É um elemento estratégico importante. Para analisa-lo, me parece fundamental tomar em mãos um livro de Christian Duquoc, que já tem 30 anos, “Precariedade institucional e Reino de Deus”. Duquoc falava de três disfunções da Igreja moderna: sua relação com o corpo e a sexualidade, o trabalho e os bens, e o poder.

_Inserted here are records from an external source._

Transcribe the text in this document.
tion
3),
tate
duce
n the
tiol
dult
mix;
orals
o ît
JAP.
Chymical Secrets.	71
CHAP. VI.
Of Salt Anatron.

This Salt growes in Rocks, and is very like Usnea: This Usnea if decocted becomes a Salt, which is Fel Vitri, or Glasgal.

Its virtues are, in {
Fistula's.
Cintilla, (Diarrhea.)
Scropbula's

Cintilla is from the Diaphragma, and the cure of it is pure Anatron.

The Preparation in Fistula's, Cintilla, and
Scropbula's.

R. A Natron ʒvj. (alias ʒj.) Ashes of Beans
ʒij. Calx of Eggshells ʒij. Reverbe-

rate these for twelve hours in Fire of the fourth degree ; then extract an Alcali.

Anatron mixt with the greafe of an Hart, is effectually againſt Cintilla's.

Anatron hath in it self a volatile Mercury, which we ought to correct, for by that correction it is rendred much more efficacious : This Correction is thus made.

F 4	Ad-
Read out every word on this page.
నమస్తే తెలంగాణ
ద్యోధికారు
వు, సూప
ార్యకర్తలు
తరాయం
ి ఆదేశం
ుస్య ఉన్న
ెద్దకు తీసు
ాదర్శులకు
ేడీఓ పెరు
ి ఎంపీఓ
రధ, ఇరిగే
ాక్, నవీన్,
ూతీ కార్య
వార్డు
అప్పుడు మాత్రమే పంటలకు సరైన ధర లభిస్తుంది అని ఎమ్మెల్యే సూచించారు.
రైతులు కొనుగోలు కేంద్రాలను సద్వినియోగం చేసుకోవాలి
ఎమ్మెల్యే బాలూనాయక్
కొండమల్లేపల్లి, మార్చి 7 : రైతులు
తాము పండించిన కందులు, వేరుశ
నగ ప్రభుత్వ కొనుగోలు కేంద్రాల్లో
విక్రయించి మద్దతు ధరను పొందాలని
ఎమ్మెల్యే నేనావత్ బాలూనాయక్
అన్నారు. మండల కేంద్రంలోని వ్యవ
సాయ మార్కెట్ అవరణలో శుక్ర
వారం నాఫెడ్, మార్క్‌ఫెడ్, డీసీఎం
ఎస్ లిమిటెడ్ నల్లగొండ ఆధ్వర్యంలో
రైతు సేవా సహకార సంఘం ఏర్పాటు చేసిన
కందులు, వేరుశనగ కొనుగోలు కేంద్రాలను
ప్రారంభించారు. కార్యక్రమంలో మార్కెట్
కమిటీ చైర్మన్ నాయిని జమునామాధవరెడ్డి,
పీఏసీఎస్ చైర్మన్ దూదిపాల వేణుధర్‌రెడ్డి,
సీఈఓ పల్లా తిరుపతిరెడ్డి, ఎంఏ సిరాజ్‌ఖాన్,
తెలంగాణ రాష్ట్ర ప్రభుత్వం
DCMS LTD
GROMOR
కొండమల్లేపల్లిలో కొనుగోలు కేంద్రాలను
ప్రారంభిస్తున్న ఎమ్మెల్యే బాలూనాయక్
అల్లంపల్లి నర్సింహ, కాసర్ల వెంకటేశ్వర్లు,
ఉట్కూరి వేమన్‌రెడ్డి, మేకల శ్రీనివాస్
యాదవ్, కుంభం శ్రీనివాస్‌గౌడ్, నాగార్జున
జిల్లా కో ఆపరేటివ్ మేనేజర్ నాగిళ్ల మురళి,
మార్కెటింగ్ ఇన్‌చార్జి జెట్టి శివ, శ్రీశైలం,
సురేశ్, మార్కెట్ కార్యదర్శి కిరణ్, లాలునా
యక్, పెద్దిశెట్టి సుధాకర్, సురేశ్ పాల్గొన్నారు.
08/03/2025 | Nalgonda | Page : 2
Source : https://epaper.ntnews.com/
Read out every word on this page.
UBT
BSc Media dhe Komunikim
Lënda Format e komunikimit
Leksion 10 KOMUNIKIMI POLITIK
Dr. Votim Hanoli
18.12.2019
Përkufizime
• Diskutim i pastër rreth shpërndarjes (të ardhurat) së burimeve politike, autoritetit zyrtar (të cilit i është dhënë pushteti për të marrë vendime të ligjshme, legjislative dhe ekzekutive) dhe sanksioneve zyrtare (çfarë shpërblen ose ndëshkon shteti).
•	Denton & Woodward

Creio que a Igreja necessita se reformar para voltar as suas fontes evangélicas. E temos que tratar nesses três âmbitos: Respeito à sexualidade humana (porque não é somente a sexualidade dos clérigos), nos perguntarmos qual é a moralidade oficial da Igreja na vida matrimonial, na vida dos jovens etc. Qual é nossa relação com o corpo para fazer uma reinterpretação de nossa condição humana sexual. Porém também de nossos corpos vulneráveis. As teólogas feministas foram as mais criativas em ver que os corpos são territórios de autonomia, porém, também, de compaixão e de cuidado.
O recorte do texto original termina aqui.